This readme reads like I already know the project, what it does, what problems it solves, and how it works.
> A precise project scheduling engine with minute-level accuracy for resource allocation and dependency management.
I have no idea what that means.
I write firmware, so does that mean this project is a scheduler for a while(1) based mcu project?
> pip install scriptplan
Oh, it's python. ok, so it's a "resource allocation and dependency management" engine.. for a python project? I mean, I'm using pip to install it, so it's not a daemon style engine that my project can hook into, right?
> # Generate JSON report to stdout
> plan report project.tjp
Oh, it IS some kind of daemon or service that runs when I install it with pip?
> Certification Level: Airport-Grade / Mission Critical
Okay, so is there a standards bureau that certified it? if so shouldnt there be a certification number somewhere? then maybe I could figure out what this does.
Read to the end, I still don't know what the first line in the readme means. Maybe I need to look up 'TaskJuggler'?
> Minute-level accuracy
alrighty then...
> Credits to TaskJuggler for the original project definition language and concepts.
That's understating it.
Looks like (from conveniently-not-removed `.issue.db`) the entire project was made over last weekend by LLM-porting huge chunks of TaskJuggler from Ruby to Python, then vibe-coding in a loop until it started working. It begins with a chain of issues like
> Port Project.rb to core.project
> Port ProjectFileParser.rb to parser.tjp_parser
> Implement the main scheduling loop. Reference `Project.rb` method `scheduleScenario` and `Task.rb` method `schedule`.

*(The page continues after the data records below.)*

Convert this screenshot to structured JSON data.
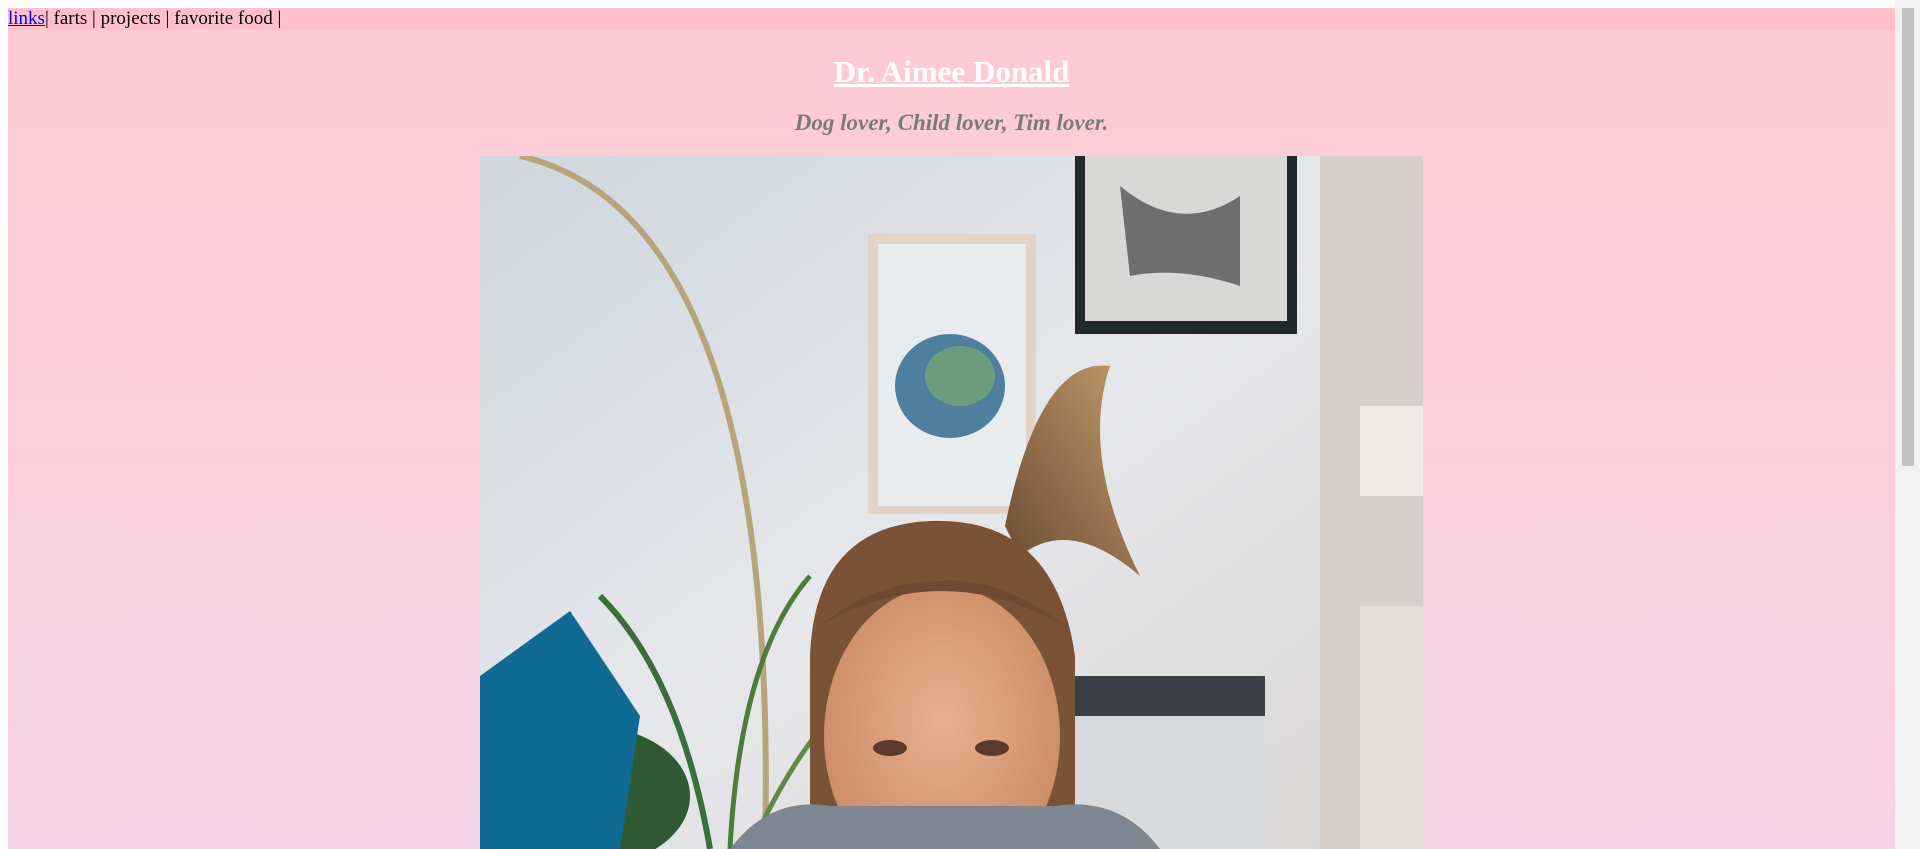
{
  "nav": {
    "links_label": "links",
    "items": [
      "farts",
      "projects",
      "favorite food"
    ],
    "separator": "|"
  },
  "header": {
    "title": "Dr. Aimee Donald",
    "subtitle": "Dog lover, Child lover, Tim lover."
  },
  "colors": {
    "background_top": "#fecad3",
    "background_bottom": "#f4d4e4",
    "navbar": "#ffc0cc",
    "title": "#ffffff",
    "subtitle": "#7a7a7a",
    "link": "#0000ee"
  }
}
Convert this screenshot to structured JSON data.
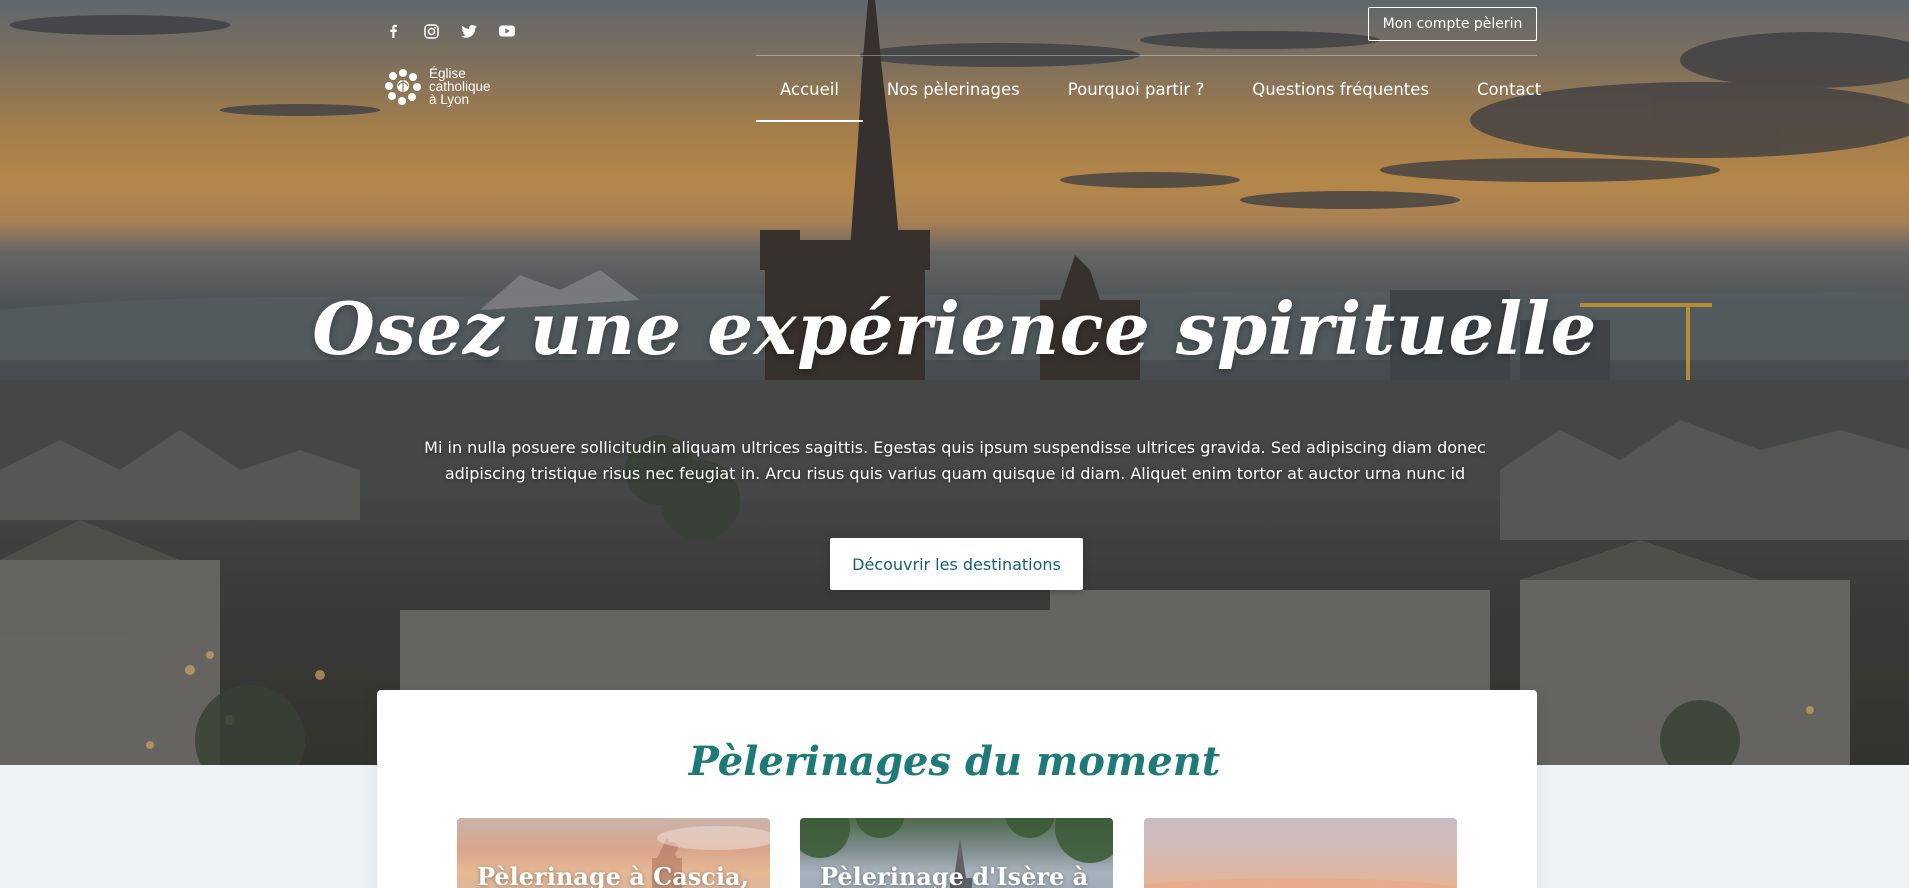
{
  "social": {
    "icons": [
      "facebook-icon",
      "instagram-icon",
      "twitter-icon",
      "youtube-icon"
    ]
  },
  "account_button": "Mon compte pèlerin",
  "logo": {
    "line1": "Église",
    "line2": "catholique",
    "line3": "à Lyon"
  },
  "nav": {
    "items": [
      {
        "label": "Accueil",
        "active": true
      },
      {
        "label": "Nos pèlerinages",
        "active": false
      },
      {
        "label": "Pourquoi partir ?",
        "active": false
      },
      {
        "label": "Questions fréquentes",
        "active": false
      },
      {
        "label": "Contact",
        "active": false
      }
    ]
  },
  "hero": {
    "title": "Osez une expérience spirituelle",
    "text": "Mi in nulla posuere sollicitudin aliquam ultrices sagittis. Egestas quis ipsum suspendisse ultrices gravida. Sed adipiscing diam donec adipiscing tristique risus nec feugiat in. Arcu risus quis varius quam quisque id diam. Aliquet enim tortor at auctor urna nunc id",
    "cta": "Découvrir les destinations"
  },
  "section": {
    "title": "Pèlerinages du moment",
    "cards": [
      {
        "title": "Pèlerinage à Cascia,"
      },
      {
        "title": "Pèlerinage d'Isère à"
      },
      {
        "title": ""
      }
    ]
  },
  "colors": {
    "accent": "#1d7a78",
    "cta_text": "#17606c",
    "page_background": "#eef3f5"
  }
}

> Make it work. [...instructions on how to test it...] if that doesn't work, you need to investigate why, create issues and solve it.
From that point, the LLM was making most of the issues itself. And finally, 12 hours after the first issue was created:
> remove any trace of the task juggler project.
EDIT: attribution aside, TaskJuggler is GPL and porting to another language preserves GPL virality, so AFAIK by relicensing they’re violating the license here.